ARTIST’S BIOGRAPHY
Rylan Nguyen, an artist and occasionally a writer, was born in Hanoi (Vietnam) and is currently based in Boston (MA, USA). She is pursuing a degree in Studio Art and Art History at SMFA at Tufts University, with an interest in the historical study of Renaissance and East Asian art, as well as the collisional cross sections of human spirituality with the cultural materials built up throughout history.
ArtisT
STATEMENT
My art is my complete disappearance from this Earth. Nothing more than an erasure of myself.
It is an attempt to transcend my personal and mundane experience in the grand flow of history. In the mesh of intricate details and patterns, there is nothing more but a void of meaning. No signifier of a specific political, social, or historical being. All are a fabricated illusionism of an absolute universality—a lucid somnambulism which is a collapse of reverie, imagination, and real-life—manifested through successions of phantasmagorical imagery.
A thousand waves overflow through the flesh and bones.

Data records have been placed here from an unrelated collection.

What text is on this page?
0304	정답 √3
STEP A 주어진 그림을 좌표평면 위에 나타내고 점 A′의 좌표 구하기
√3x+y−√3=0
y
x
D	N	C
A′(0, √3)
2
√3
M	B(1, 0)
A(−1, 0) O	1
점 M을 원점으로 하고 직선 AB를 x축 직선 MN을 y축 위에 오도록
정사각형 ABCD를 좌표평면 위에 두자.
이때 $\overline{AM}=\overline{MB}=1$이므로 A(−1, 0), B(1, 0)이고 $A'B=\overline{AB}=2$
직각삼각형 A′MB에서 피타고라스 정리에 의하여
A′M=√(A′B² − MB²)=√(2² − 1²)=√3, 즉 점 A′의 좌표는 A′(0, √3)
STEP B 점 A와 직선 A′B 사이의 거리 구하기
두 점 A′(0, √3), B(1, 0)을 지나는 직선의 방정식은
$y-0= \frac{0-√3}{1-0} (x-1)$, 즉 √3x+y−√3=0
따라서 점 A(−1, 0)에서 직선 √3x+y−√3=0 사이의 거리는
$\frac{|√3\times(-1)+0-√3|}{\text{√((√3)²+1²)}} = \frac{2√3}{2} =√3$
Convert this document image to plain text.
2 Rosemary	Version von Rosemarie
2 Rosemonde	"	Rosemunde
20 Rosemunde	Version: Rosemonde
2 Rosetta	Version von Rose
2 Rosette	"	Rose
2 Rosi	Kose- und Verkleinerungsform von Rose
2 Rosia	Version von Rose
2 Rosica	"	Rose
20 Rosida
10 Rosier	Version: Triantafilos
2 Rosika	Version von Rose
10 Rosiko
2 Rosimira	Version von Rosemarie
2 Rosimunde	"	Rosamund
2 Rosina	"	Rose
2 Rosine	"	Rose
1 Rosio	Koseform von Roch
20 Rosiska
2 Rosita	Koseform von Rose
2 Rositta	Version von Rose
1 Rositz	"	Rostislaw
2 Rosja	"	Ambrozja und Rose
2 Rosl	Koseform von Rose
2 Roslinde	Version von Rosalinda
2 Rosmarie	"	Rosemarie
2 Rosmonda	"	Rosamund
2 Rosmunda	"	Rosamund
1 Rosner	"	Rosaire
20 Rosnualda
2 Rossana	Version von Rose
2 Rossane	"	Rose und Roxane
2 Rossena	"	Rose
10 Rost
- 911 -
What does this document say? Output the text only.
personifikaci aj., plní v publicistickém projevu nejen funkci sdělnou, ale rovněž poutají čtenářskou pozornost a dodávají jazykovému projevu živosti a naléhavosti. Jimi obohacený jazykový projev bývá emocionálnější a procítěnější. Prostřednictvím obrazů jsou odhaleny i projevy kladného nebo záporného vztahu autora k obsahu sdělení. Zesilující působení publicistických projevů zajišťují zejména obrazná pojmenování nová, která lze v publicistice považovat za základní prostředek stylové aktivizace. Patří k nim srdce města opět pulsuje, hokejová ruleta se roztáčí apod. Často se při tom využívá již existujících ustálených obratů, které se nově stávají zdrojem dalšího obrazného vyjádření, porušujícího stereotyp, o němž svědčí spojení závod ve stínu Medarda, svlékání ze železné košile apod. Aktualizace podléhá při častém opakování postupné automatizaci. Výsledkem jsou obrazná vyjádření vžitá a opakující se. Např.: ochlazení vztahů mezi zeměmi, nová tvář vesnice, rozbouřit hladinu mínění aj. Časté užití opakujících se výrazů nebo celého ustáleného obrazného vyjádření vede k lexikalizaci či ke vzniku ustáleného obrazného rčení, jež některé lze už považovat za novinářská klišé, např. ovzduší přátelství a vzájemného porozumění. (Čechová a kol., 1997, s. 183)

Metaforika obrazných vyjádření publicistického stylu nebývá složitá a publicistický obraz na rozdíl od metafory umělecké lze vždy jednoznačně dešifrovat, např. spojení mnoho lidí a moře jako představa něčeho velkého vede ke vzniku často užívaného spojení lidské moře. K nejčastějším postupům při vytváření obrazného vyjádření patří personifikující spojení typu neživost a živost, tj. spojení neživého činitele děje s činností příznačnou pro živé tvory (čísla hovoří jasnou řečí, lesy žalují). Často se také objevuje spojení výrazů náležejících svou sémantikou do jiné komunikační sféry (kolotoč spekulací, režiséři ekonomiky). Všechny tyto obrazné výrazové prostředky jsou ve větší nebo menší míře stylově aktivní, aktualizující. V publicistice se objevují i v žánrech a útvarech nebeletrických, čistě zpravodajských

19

Waves of the ocean, air, flame, stardust—all elements in this sublime cosmos. Flesh and bones of the dead and the living, the visible and the invisible. With a symbolistic depiction, the human, animal, and vegetal corporeality are morphed, transformed, and interconnected into a ceaseless flow.
Chaos of violence, chaos of tenderness.
Renaissance art is my greatest inspiration: the naturalistic depiction of a divine world that has no trace of human hands. I adore the perfectionistic finalization of the so-called historical ‘artisan art’ like Christian iconography, Japanese lacquerware, and Vietnamese traditional printmaking. The “death of the author,” as Barthes famously calls it, or the absence of the artmakers, gives the artworks their own life that persists over the life of the artmakers. Perhaps it’s the final resolution for us in the fight against the fleetingness of our beings.
My art is an anti-memoir, but it’s a fight against the forgettingness of what I’m in love with or anguish over. It’s an eternity I make to make up for everything that I’m devoid of. Forget about me. Zoom in the lines and the shapes only. You might not see me in my art, but I hope you can see a fragment of “us.”